The effect of a temporary class drug notice as set out in section 4D is that the substance subject to the notice is treated as though it was a class C controlled drug for the purpose of the Misuse of Drugs Act, except that:
it is not an offence for a person to possess or use such a substance (unless that possession is for the purposes of supply – deemed to be the possession of more than 56 grams);
- no substance is to be treated as a controlled drug analogue merely because it is structurally similar to such a substance;
- the substance may not be placed on one of the Schedules of the Misuse of Drugs Act 1975 except by Act of Parliament; and
- the Minister must seek advice on whether the substance should in fact be classified.
Temporary class drug notices expire one year after they are made, or once a decision has been made about how the substance should be classified. The Minister may renew the notice once only, for the purposes of taking advice about the classification of the substance.
On its face, the temporary class drug notice regime is a draconian response to the appearance of new designer drugs. But conceptually, it was not a significant change to the status quo – it represented an essentially reactive, rather than proactive, response to the challenge of new designer drugs. The Government recognised this issue, and accepted the Law Commission’s recommendations regarding a regulatory model for new designer drugs.

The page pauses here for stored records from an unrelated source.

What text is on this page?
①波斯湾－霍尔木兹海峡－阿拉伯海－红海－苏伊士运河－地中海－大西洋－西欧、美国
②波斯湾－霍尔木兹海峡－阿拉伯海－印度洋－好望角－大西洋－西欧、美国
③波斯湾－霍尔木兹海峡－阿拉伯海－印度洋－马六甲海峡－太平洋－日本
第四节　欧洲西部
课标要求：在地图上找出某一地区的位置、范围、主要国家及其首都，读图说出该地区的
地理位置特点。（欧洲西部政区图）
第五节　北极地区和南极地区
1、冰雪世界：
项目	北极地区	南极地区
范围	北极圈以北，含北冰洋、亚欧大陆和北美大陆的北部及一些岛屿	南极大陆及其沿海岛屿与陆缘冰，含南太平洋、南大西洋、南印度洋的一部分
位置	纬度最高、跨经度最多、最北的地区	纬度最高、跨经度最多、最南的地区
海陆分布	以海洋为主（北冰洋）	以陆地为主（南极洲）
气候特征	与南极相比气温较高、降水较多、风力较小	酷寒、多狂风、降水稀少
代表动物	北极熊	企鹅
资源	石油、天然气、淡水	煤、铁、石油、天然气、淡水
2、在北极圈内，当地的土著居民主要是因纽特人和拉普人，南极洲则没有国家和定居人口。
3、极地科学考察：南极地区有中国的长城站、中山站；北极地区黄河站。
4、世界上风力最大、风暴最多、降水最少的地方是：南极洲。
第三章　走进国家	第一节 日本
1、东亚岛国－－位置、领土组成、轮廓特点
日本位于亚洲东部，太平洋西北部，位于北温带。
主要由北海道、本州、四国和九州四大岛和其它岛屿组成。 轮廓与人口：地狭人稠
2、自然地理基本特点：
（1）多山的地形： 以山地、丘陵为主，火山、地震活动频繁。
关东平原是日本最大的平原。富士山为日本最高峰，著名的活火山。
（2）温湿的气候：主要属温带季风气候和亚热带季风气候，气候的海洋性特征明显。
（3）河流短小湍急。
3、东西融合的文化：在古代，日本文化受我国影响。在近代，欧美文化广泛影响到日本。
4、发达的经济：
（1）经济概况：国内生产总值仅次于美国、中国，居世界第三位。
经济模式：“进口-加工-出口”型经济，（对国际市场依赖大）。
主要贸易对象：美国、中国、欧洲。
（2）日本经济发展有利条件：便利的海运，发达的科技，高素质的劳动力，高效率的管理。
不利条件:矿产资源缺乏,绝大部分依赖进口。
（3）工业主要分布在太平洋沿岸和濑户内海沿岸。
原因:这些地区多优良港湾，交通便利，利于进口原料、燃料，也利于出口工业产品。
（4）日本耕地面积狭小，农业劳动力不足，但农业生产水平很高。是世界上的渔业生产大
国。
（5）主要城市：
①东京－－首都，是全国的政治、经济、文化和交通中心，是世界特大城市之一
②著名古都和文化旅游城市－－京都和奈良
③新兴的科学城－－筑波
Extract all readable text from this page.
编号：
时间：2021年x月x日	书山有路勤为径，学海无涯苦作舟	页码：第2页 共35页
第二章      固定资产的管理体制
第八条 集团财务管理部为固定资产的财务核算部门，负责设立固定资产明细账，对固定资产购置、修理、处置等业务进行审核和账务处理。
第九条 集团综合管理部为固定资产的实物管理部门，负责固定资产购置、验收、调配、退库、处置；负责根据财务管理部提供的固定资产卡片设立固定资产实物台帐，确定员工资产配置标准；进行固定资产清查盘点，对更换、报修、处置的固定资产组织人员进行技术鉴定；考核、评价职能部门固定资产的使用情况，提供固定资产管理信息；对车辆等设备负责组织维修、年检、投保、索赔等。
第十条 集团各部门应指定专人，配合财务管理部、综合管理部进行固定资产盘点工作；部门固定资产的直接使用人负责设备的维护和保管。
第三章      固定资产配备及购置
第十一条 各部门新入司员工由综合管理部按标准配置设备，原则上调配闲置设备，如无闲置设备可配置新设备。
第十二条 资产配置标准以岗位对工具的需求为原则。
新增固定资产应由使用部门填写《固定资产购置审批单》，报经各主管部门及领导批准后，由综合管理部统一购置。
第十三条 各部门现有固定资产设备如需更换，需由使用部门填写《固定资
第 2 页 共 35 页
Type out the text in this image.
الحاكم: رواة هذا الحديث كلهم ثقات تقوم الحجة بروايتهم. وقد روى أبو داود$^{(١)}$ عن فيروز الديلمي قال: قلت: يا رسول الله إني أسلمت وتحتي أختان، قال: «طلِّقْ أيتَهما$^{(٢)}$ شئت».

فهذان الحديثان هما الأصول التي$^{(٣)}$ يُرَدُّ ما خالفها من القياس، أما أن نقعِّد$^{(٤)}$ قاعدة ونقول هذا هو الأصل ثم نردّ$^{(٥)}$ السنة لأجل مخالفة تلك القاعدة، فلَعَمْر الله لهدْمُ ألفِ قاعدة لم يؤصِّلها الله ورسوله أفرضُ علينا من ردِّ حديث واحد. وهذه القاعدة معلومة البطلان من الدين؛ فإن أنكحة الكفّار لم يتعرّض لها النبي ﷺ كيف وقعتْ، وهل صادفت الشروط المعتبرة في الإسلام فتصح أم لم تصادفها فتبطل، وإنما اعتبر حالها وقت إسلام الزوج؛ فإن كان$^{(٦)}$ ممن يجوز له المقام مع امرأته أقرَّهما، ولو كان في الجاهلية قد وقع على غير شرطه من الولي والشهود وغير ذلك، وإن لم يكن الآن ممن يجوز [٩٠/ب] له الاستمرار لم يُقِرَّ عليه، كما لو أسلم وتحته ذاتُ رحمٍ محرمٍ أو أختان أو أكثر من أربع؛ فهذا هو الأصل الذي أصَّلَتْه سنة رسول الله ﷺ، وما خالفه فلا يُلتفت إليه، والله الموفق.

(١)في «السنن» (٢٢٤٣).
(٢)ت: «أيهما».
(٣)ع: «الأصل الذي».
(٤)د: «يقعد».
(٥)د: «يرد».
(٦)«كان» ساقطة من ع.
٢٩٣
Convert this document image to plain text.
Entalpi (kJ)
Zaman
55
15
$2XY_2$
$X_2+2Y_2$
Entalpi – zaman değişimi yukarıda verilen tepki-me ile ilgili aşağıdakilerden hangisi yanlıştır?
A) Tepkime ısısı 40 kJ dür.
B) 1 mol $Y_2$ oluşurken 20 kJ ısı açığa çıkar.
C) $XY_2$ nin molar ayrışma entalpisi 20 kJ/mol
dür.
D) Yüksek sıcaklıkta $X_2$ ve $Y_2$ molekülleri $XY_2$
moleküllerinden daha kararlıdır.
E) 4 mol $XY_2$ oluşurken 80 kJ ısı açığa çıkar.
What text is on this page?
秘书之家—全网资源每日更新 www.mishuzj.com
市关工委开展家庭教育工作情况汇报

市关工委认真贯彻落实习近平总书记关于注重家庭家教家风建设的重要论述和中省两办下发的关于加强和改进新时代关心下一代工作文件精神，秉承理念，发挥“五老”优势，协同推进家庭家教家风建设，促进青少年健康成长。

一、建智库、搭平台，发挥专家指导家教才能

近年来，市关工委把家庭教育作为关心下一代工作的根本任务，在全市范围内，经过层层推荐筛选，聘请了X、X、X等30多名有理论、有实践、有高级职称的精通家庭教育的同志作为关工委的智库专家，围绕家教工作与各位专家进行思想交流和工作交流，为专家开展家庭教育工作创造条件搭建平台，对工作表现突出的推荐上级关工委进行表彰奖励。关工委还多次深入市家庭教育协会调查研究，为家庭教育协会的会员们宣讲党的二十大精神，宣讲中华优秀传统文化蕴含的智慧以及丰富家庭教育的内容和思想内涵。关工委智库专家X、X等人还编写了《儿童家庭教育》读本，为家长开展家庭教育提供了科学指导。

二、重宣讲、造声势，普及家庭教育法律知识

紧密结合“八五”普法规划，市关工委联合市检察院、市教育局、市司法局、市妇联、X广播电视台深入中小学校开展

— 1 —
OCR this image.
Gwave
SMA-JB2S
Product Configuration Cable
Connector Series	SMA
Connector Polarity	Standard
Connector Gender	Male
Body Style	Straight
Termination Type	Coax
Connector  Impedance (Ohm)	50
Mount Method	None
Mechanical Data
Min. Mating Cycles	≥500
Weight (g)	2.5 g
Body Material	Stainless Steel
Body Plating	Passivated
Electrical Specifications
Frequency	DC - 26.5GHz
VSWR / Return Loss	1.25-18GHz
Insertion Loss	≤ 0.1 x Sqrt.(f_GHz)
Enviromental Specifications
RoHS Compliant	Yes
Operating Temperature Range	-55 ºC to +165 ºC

Where to from here for designer drugs?
Dunne has stated that legislation to introduce a new regulatory regime for designer drugs will be in Parliament by the end of this year.
The most important feature of the proposed new regulatory model for designer drugs will be a reversal of the onus of proof. The current position is, in effect, that a psychoactive substance can be sold, regardless of the risk to the consumer, until it is made subject to legal control. For low-profile substances, this may well never happen. Even for high-profile substances such as synthetic cannabinoids, it can take some time. Further the ongoing availability of various designer drugs illustrates the difficulty for a regulator in trying to keep up with computer-aided drug designers overseas.
However, the Law Commission’s proposal would introduce a regime akin to that of medicines under the Medicines Act 1981, where a psychoactive substance could not be sold unless it has obtained approval from a regulator. One of the significant challenges in the design of the new regulatory model will be to ensure that the criteria for approval are set such that public safety is protected, while also ensuring that low-risk designer drugs are able to obtain approval. The use of regulated, safety-tested designer drugs is clearly preferable to the use of their illegal counterparts, which is the most likely alternative scenario.
The development of a regulatory regime for designer drugs is the latest chapter in a long series of developments driven by a range of factors. This illustrates that the path to law reform is never smooth – it is important to have a full understanding of the history and context to every legislative initiative.
Chen Palmer New Zealand Public and Employment Law Specialists advises distributors of designer drugs.